Accessing Specific Cells:

You can access specific cells in a DataFrame by specifying both the row and column using .loc[] or .iloc[].

# Access a specific cell by row and column labels
df.loc['row_label', 'Column']

# Access a specific cell by row and column positions
df.iloc[row_index, column_index]

Remember to replace 'ColumnName', 'index_label', column_index, row_index, and 'Column' with the actual column names, row labels, and indices you want to access. These techniques provide you with fine-grained control over the data you retrieve from a Pandas DataFrame, making it easy to extract the specific information you need for analysis or manipulation.

Sorting Data in Pandas

Sorting data in Pandas is a fundamental operation for organizing and analyzing datasets. Pandas provides a variety of methods for sorting data within DataFrames and Series, making it easy to customize and control the sorting process. Here's how to sort data in Pandas:

Sorting DataFrames:

To sort a DataFrame, you can use the sort_values() method.
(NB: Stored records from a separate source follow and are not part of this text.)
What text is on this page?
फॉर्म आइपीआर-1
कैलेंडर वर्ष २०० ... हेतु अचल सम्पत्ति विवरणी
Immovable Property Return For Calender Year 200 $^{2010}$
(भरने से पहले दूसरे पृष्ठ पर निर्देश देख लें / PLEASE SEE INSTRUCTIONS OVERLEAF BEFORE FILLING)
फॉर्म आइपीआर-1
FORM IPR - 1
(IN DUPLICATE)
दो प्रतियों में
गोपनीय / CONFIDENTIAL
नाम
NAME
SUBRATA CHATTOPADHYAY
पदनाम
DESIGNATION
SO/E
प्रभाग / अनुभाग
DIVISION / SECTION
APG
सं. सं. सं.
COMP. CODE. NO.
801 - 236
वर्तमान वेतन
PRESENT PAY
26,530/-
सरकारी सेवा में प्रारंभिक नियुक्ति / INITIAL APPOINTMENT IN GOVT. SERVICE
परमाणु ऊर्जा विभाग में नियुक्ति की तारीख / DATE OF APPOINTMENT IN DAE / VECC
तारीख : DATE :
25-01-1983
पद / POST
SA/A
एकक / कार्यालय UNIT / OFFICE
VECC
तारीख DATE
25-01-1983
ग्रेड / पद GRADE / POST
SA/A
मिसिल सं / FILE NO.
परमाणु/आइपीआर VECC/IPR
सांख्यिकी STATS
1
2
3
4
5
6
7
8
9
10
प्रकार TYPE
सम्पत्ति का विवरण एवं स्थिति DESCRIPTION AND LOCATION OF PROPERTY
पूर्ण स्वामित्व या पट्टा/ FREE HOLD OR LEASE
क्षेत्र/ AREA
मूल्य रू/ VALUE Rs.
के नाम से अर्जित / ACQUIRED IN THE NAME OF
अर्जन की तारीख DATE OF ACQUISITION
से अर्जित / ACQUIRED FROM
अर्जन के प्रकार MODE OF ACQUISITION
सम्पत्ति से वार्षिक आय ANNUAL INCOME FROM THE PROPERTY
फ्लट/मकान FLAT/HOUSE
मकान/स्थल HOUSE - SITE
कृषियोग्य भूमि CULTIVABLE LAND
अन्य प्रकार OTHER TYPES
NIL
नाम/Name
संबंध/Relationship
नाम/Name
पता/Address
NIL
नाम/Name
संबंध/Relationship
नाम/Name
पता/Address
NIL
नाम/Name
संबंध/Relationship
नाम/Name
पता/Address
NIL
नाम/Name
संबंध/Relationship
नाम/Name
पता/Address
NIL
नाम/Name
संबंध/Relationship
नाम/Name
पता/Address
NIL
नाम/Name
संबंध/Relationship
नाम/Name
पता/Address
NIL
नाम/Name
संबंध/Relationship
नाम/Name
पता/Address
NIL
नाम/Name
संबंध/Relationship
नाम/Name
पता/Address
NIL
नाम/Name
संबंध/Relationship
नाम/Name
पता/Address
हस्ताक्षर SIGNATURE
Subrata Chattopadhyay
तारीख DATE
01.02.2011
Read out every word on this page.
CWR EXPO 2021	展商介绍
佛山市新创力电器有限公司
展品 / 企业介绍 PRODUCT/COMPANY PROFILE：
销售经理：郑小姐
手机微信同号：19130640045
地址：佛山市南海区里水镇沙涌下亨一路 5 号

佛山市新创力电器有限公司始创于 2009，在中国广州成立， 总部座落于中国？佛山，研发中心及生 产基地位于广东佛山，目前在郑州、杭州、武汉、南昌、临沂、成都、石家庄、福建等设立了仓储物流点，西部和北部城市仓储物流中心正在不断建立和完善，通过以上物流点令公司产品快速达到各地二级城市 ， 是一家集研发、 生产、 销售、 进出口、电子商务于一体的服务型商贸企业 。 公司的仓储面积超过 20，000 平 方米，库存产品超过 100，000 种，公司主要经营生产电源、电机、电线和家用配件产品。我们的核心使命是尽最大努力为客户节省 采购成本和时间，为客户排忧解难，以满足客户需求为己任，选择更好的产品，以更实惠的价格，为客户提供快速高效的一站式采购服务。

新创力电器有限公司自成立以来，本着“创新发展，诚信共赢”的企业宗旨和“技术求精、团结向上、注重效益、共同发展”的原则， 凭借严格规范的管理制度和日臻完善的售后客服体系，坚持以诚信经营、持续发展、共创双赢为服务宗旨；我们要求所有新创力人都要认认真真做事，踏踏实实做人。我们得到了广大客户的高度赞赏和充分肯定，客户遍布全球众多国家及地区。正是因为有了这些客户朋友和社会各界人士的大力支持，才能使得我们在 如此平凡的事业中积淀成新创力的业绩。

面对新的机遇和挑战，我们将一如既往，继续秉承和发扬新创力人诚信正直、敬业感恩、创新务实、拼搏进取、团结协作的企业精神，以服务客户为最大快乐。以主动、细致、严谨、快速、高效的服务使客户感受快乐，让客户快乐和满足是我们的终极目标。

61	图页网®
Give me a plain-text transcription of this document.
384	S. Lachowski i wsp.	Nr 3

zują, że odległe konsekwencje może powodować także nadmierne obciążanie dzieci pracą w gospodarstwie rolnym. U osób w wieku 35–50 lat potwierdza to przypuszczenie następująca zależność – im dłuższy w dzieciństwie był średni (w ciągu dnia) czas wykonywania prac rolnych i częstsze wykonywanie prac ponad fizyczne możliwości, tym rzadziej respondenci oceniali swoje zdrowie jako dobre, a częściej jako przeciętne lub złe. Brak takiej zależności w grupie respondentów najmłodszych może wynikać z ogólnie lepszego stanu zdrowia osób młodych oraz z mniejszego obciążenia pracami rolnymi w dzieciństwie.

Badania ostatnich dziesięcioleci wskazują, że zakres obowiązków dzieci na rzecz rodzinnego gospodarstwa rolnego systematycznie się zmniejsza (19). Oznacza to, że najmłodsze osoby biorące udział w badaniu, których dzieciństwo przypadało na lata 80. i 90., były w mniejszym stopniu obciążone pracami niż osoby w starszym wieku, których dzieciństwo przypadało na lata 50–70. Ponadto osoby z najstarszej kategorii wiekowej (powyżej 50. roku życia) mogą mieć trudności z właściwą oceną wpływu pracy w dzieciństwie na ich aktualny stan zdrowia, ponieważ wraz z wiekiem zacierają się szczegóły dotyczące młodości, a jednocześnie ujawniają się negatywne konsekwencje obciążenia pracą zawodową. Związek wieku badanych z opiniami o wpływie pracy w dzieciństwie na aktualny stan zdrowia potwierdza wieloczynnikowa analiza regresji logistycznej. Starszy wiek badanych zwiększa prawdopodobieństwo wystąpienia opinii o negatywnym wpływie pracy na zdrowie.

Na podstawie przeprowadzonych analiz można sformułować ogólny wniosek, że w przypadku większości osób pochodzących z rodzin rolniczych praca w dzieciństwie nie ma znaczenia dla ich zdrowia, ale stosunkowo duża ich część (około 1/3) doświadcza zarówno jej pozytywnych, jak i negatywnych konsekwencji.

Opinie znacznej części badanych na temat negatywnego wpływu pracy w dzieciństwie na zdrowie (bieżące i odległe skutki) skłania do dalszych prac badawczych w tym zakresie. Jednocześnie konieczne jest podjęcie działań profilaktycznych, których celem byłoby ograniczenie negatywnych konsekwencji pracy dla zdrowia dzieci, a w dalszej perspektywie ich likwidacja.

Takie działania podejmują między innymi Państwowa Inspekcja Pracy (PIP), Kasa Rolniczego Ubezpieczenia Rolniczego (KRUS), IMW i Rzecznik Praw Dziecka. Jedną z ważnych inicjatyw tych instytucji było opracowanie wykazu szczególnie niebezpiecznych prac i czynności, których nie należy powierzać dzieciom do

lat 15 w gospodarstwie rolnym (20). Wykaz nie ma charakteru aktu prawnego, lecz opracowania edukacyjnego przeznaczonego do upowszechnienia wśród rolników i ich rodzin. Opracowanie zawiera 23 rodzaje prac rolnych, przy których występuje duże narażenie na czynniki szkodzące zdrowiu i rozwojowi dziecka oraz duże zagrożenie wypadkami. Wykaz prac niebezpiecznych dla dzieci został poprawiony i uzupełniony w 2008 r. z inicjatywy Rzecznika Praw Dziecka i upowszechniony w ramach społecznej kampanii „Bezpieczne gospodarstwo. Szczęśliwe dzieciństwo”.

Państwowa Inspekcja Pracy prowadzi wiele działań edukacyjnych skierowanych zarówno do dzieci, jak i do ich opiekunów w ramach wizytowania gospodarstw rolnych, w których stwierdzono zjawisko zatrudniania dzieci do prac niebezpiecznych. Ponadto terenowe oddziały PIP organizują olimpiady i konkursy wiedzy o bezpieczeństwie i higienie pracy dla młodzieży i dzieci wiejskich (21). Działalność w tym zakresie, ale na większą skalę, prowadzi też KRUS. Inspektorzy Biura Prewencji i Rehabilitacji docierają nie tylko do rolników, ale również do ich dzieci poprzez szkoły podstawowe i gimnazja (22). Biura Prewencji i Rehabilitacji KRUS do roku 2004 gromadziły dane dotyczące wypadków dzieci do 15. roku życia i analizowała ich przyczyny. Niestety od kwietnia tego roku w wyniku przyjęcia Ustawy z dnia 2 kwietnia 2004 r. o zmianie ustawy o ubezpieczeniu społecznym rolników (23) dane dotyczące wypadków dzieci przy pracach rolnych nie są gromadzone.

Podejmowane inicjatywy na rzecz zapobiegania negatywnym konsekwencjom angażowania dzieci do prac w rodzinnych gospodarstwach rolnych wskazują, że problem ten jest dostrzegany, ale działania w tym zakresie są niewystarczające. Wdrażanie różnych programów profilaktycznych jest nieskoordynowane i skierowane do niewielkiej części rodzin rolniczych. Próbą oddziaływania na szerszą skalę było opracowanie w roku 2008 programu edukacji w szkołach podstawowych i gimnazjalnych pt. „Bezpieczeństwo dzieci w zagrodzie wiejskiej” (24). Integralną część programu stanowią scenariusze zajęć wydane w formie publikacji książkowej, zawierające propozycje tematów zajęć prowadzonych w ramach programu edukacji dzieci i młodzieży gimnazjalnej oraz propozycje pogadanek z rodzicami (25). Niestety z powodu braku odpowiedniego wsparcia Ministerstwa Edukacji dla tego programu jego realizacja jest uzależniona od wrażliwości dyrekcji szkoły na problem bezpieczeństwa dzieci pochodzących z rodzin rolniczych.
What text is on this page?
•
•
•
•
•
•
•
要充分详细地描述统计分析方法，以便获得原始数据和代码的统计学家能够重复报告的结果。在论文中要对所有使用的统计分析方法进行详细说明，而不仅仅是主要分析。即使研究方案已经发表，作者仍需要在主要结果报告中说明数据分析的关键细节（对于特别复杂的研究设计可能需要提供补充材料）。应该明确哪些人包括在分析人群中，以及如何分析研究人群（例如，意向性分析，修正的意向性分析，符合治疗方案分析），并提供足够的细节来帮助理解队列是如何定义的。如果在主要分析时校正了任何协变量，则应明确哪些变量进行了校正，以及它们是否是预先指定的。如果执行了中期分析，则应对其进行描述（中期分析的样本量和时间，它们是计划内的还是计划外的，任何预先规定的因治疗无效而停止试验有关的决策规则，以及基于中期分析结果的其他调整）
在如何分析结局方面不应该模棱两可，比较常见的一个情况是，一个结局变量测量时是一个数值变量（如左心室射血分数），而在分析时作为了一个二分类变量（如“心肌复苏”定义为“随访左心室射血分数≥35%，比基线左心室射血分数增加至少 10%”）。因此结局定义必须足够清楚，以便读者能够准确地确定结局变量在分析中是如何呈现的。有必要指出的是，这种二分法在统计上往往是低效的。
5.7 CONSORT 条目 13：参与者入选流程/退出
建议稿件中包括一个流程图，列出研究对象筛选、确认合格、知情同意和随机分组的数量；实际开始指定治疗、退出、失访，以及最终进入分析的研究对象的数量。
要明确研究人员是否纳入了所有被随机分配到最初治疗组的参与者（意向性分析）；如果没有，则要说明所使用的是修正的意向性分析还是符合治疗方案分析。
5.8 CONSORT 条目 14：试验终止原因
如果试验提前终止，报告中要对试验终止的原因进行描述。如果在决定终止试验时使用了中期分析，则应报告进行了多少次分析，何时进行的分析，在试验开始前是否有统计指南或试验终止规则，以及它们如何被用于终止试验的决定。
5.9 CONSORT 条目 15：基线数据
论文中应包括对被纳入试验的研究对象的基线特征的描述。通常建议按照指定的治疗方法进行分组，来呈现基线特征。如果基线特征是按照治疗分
This method allows you to specify the column(s) by which to sort the data and the sorting order (ascending or descending).

import pandas as pd

data = {'Name': ['Alice', 'Bob', 'Charlie'],
        'Age': [25, 30, 22]}

df = pd.DataFrame(data)

# Sort by the 'Age' column in ascending order
df_sorted = df.sort_values(by='Age')

# Sort by the 'Age' column in descending order
df_sorted_desc = df.sort_values(by='Age', ascending=False)

Sorting Series:

You can also sort a Series using the sort_values() method.

ages = df['Age']

# Sort the 'Age' Series in ascending order
ages_sorted = ages.sort_values()

# Sort the 'Age' Series in descending order
ages_sorted_desc = ages.sort_values(ascending=False)

Sorting by Multiple Columns:

You can sort a DataFrame by multiple columns by passing a list of column names to the by parameter of sort_values(). The DataFrame will be sorted by the first column in the list, and in case of ties, it will then be sorted by the second column, and so on.

data = {'Name': ['Alice', 'Bob', 'Charlie'],
        'Age': [25, 30, 22],
        'Score': [90, 85, 92]}

df = pd.DataFrame(data)

# Sort by 'Age' in ascending order and then by 'Score' in descending order
df_sorted = df.sort_values(by=['Age', 'Score'], ascending=[True, False])

Sorting by Index:

To sort a DataFrame by its index, you can use the sort_index() method.

# Sort the DataFrame by index in ascending order
df_sorted_index = df.sort_index()

# Sort the DataFrame by index in descending order
df_sorted_index_desc = df.sort_index(ascending=False)

Sorting data in Pandas allows you to explore and analyze your data more effectively. Whether you need to arrange data for visualization, identify outliers, or perform other data manipulation tasks, Pandas provides a versatile set of tools to help you sort your data in the desired order.

Now that you know how to manipulate, sort data, and perform some arithmetic operations with Pandas, you can go ahead to practice with some datasets from Kaggle.